In a perfect world, your employees would be working hard all day long ignoring the tempting distractions the Internet brings. However, with Cyber Monday and other online holiday deals being blasted all over the place, chances are they will be shopping online, grabbing great deals while on the clock.
Small businesses have a lot more at risk than lost productivity this holiday season, experts warned. Employees browsing and shopping online can open a business up to scams and security breaches, particularly smaller companies that tend to lack adequate protection.
Michael Kaiser, executive director for the National Cyber Security Alliance, said that 77% of small businesses do not have internet security policies in place, so many employees that shop online at work aren't violating workplace protocol. For businesses that want to be upfront with their workers about shopping online on company computers, Kaiser suggests having an honest conversation.
"Start by reminding them that they have a significant responsibility to protect the information of employees and customers," he said. "That is a shared responsibility with employees. This can put the whole business at risk, and people don't understand that as well as they should."
Eduard Goodman, chief privacy officer for IDT911, advised employers to tell employees that the office is not the time to get personal shopping done.
"Let them know there is work time, and that should be separate from private time," Goodman said. "Their time shouldn’t be spent looking for buys and surfing sites."
Here are Goodman and Kaiser's tips for keeping your company information safe this Cyber Monday and throughout the holiday shopping season.
No. 1: Talk about email accounts. Goodman said businesses should make clear to workers that if they are going to shop online, they should not use a work email to login or sign up for offers.
"There are a number of reasons for that, including potential spamming after you make a purchase to spear phishing for larger, more well-known companies," he said. "This takes up company resources and opens the company up to other potential attacks."
No. 2: Update software. Kaiser said that while this tip may seem obvious, many companies don't take the time to ensure their software is up to date.

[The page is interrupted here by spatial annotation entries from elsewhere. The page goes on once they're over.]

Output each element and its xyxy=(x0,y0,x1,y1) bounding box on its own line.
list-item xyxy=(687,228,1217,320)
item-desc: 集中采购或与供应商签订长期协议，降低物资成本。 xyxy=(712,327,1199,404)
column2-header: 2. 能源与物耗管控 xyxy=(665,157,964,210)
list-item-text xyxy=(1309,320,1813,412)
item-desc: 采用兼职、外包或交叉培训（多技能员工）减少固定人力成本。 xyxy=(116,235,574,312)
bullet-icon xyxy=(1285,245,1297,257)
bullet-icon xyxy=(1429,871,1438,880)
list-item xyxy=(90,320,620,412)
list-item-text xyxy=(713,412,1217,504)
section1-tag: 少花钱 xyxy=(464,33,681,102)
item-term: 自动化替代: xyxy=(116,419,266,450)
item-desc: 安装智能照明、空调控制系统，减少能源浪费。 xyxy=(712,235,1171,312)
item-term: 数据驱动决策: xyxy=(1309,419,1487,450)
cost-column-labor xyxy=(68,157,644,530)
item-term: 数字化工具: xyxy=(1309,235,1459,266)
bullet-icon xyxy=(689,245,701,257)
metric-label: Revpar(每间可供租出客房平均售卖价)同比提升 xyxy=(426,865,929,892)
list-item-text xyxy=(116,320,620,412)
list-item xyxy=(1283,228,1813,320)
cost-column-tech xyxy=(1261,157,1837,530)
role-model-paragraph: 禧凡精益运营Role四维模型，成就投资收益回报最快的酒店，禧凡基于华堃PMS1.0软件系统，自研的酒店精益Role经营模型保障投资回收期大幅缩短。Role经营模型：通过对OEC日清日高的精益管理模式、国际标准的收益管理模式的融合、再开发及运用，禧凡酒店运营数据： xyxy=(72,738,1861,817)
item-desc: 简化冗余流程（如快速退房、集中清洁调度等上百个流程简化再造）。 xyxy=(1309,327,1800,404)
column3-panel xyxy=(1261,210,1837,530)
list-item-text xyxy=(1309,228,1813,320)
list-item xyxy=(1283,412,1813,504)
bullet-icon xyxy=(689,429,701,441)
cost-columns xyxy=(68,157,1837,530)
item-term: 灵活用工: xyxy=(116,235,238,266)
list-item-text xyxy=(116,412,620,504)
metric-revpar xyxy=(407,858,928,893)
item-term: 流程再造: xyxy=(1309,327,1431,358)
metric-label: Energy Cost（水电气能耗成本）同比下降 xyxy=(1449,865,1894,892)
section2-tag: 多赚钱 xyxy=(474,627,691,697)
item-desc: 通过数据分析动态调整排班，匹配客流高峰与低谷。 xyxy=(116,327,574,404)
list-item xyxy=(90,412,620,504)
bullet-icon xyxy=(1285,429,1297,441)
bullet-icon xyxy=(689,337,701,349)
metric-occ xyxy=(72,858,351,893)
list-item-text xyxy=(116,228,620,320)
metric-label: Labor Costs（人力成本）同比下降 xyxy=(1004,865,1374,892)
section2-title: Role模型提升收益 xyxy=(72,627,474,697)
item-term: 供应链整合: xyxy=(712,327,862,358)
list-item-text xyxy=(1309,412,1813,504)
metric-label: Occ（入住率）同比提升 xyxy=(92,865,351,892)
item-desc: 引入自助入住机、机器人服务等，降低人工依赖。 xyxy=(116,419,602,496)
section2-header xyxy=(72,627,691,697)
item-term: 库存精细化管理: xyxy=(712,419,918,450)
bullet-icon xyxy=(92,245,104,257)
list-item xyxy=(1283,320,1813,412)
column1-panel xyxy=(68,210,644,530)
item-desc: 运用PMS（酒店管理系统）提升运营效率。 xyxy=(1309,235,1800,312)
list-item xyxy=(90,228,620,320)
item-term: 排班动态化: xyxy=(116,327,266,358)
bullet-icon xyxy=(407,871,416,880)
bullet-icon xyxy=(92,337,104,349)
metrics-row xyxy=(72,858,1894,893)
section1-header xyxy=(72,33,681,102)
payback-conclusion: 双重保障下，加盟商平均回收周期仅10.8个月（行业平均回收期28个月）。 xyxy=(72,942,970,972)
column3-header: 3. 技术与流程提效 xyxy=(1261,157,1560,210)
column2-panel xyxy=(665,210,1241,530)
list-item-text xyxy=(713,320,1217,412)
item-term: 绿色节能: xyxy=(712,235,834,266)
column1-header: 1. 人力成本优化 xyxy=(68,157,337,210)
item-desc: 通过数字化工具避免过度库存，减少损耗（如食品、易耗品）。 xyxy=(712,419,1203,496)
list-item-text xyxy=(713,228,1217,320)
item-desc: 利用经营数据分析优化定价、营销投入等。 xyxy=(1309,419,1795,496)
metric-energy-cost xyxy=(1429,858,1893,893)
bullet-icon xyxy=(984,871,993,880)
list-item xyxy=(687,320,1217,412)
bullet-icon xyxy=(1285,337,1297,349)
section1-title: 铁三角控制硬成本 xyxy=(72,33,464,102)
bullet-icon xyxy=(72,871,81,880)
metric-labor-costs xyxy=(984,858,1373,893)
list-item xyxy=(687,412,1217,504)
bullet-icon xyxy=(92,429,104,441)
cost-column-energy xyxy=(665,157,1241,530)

"This includes patched operating systems, current web browsers and making sure your [anti-virus] subscriptions haven't lapsed," he said.
He also added to be sure employees that are connecting to your company's server remotely over WiFi networks are only using protected sources. Unsecured networks open up your company to greater risk.
No. 3: Think about blacklisting. You can take your protection and web policy one step further and actually blacklist certain sites on company computers, Kaiser said. While some businesses do this for things like personal email sites and social media networks, businesses can also include retail web addresses.
No. 4: Use temporary cards. The experts suggested employers buying gifts online for their employees use a temporary card that can only be used once.
"A lot of times businesses will be using corporate or company cards when buying things for their employees," Goodman said. "You don't want to expose company credit or debit cards; the rules are not as generous as they are with consumer accounts."
No. 5: Use only refutable URLs. Goodman and Kaiser agreed that for those employers who are allowing employees to shop online, they should let them know not to click through email links to find buys.
Tell employees to type in URLs directly and only shop from well-known sites. Spam emails with false deals will be abundant, especially during the holiday retail rush.
"People will be flooded with amazing deals," Kaiser said. "If it looks too good to be true, it probably is."